I'm disagreeing with you on your 'no plan B' comment and since this is a message board, I thought I'd threw in my own comments about it.
Hey, maybe I misunderstand the purpose of a message board but to me, it's an ideal place to talk to people who don't necessarily have the same opinion as you (because what's the point in always talking to people who agree with everything you say).

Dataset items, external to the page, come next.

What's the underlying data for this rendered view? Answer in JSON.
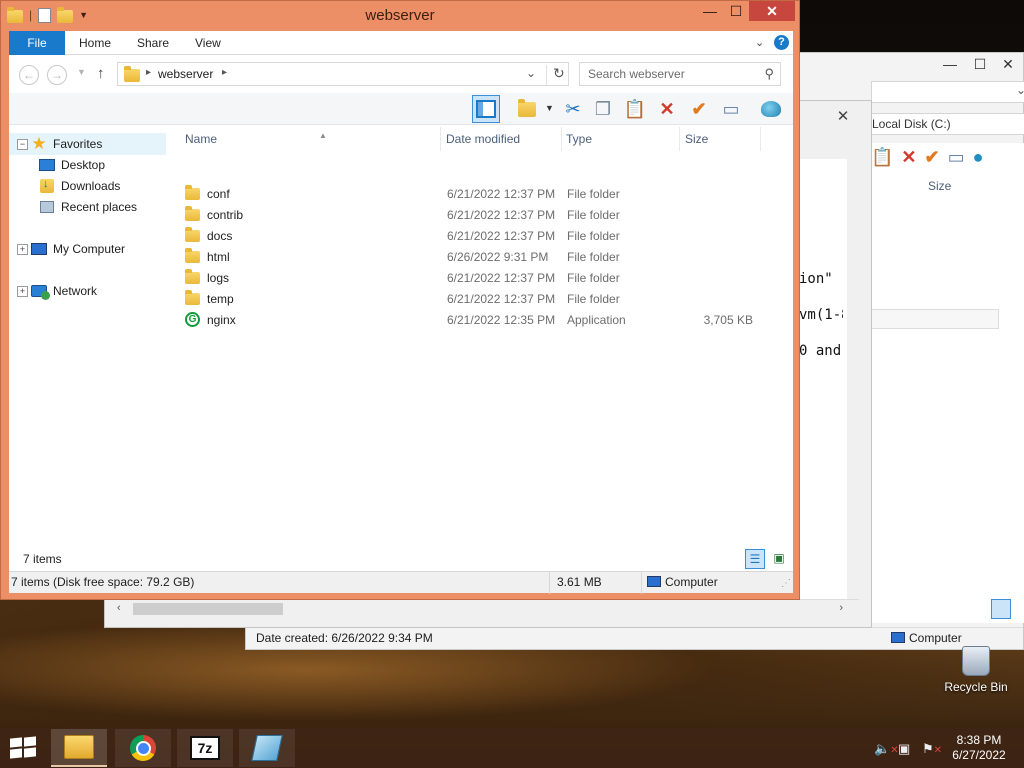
{
  "window": {
    "title": "webserver",
    "caption": {
      "minimize": "—",
      "maximize": "☐",
      "close": "✕"
    }
  },
  "ribbon": {
    "tabs": [
      "File",
      "Home",
      "Share",
      "View"
    ]
  },
  "navigation": {
    "back": "←",
    "forward": "→",
    "up": "↑",
    "breadcrumb": [
      "webserver"
    ],
    "refresh": "↻",
    "search_placeholder": "Search webserver"
  },
  "nav_pane": {
    "favorites": {
      "label": "Favorites",
      "expander": "−",
      "items": [
        "Desktop",
        "Downloads",
        "Recent places"
      ]
    },
    "my_computer": {
      "label": "My Computer",
      "expander": "+"
    },
    "network": {
      "label": "Network",
      "expander": "+"
    }
  },
  "columns": {
    "name": "Name",
    "date": "Date modified",
    "type": "Type",
    "size": "Size"
  },
  "files": [
    {
      "name": "conf",
      "date": "6/21/2022 12:37 PM",
      "type": "File folder",
      "size": "",
      "kind": "folder"
    },
    {
      "name": "contrib",
      "date": "6/21/2022 12:37 PM",
      "type": "File folder",
      "size": "",
      "kind": "folder"
    },
    {
      "name": "docs",
      "date": "6/21/2022 12:37 PM",
      "type": "File folder",
      "size": "",
      "kind": "folder"
    },
    {
      "name": "html",
      "date": "6/26/2022 9:31 PM",
      "type": "File folder",
      "size": "",
      "kind": "folder"
    },
    {
      "name": "logs",
      "date": "6/21/2022 12:37 PM",
      "type": "File folder",
      "size": "",
      "kind": "folder"
    },
    {
      "name": "temp",
      "date": "6/21/2022 12:37 PM",
      "type": "File folder",
      "size": "",
      "kind": "folder"
    },
    {
      "name": "nginx",
      "date": "6/21/2022 12:35 PM",
      "type": "Application",
      "size": "3,705 KB",
      "kind": "application"
    }
  ],
  "item_count": "7 items",
  "statusbar": {
    "summary": "7 items (Disk free space: 79.2 GB)",
    "size": "3.61 MB",
    "location": "Computer"
  },
  "background_window_1": {
    "editor_lines": [
      "ion\"",
      "vm(1-8",
      "0 and"
    ]
  },
  "background_window_2": {
    "address": "Local Disk (C:)",
    "column": "Size",
    "date_created": "Date created: 6/26/2022 9:34 PM",
    "location": "Computer"
  },
  "desktop": {
    "recycle_bin": "Recycle Bin"
  },
  "taskbar": {
    "time": "8:38 PM",
    "date": "6/27/2022",
    "z7_label": "7z"
  },
  "colors": {
    "title_bar": "#ec8f67",
    "file_tab": "#1979ca",
    "close_button": "#c7463d",
    "selection": "#e5f3fb"
  }
}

Besides, the 'passing shot' is hardly the entire plan B but I was just giving one small example. :rolleyes:
Nadal specifically changed the direction of his passing shots in set 2, making it more difficult for Roger to execute his own plan of attack.

rofe
05-02-2006, 10:43 PM
I doubt you find my post cute - amusing maybe but certainly not cute. I have no problems with your disagreement but obviously you do with mine. Ok, since you know Nadal's passing shot plan B so well, lets have a rational discussion about it. What exactly do you mean by changing the direction of the passing shot and how exactly is it a plan B? As I see it, if you are passing someone, you can do the following things:

a) Passing with a DTL
b) Passing with a cross court

How do you change tactics and bring out a plan B in this situation? I just don't get how you can vary your tactics so much when you are passing someone that it can be classified as a plan B. In fact, I would contend that passing is one of the few times you don't need a plan B. You don't and can't come up with a whole new strategy for passing your opponent. You have a target and your ball has to be as far away as possible from that target while still falling within the lines. It is pure instinct at that point.

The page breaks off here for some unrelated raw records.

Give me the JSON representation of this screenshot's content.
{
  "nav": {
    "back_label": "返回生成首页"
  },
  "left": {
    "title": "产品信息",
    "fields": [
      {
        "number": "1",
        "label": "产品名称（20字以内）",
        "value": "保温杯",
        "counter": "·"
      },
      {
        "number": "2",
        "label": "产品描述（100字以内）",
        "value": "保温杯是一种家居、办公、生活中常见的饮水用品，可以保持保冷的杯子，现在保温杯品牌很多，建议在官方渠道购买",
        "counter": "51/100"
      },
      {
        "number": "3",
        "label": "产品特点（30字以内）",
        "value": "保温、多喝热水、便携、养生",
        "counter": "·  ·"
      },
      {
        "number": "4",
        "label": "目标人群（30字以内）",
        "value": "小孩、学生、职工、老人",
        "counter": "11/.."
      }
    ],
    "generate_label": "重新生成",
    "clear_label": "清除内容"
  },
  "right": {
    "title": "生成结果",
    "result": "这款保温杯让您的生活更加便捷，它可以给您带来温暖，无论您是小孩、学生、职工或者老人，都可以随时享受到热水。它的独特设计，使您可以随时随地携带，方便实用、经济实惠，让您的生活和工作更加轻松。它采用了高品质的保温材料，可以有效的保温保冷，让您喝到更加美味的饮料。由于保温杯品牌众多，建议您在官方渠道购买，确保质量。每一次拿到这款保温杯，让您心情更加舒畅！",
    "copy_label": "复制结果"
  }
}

Why are you giving me your little 'too defensive' lecture here? Don't get me wrong, it's cute to read this but I don't quite see the point.
I'm disagreeing with you on your 'no plan B' comment and since this is a message board, I thought I'd threw in my own comments about it.
Hey, maybe I misunderstand the purpose of a message board but to me, it's an ideal place to talk to people who don't necessarily have the same opinion as you (because what's the point in always talking to people who agree with everything you say).

Besides, the 'passing shot' is hardly the entire plan B but I was just giving one small example. :rolleyes:
Nadal specifically changed the direction of his passing shots in set 2, making it more difficult for Roger to execute his own plan of attack.

Castafiore
05-03-2006, 05:03 AM
I doubt you find my post cute - amusing maybe but certainly not cute
let me reread your post....no, it was more 'cute' to me than 'amusing'. :)

I have no problems with your disagreement but obviously you do with mine
LOL...Yeah, sure.
Rofe. We're just having a different opinion. You write your opinion, I disagree. Stop making this so personal. It's no big deal.

. What exactly do you mean by changing the direction of the passing shot and how exactly is it a plan B? :rolleyes:
I did not say that the changing of the passing shot IS the entire plan B but I said that it was one of the examples of some of the changes he did after set 1 but you prefer to focus in on that detail instead. :shrug:
Tennis is about making a series of small adjustments within the match. Going to a plan B hardly ever means making huge adjustments. It's a matter of being more aggressive or defensive (if the case requires it), changing directions of shots, flattening out shots and/or adding more top spin, coming to the net more,...

Roger directed some of his shots in a particular way in set 1 for which Rafa did not have an answer. ONE of the things Rafa did was mixing it up a bit and changing the direction of the passing shots as ONE of the things he changed. That's not merely a matter of instinct but a conscious decision since it was an obvious difference from set 1.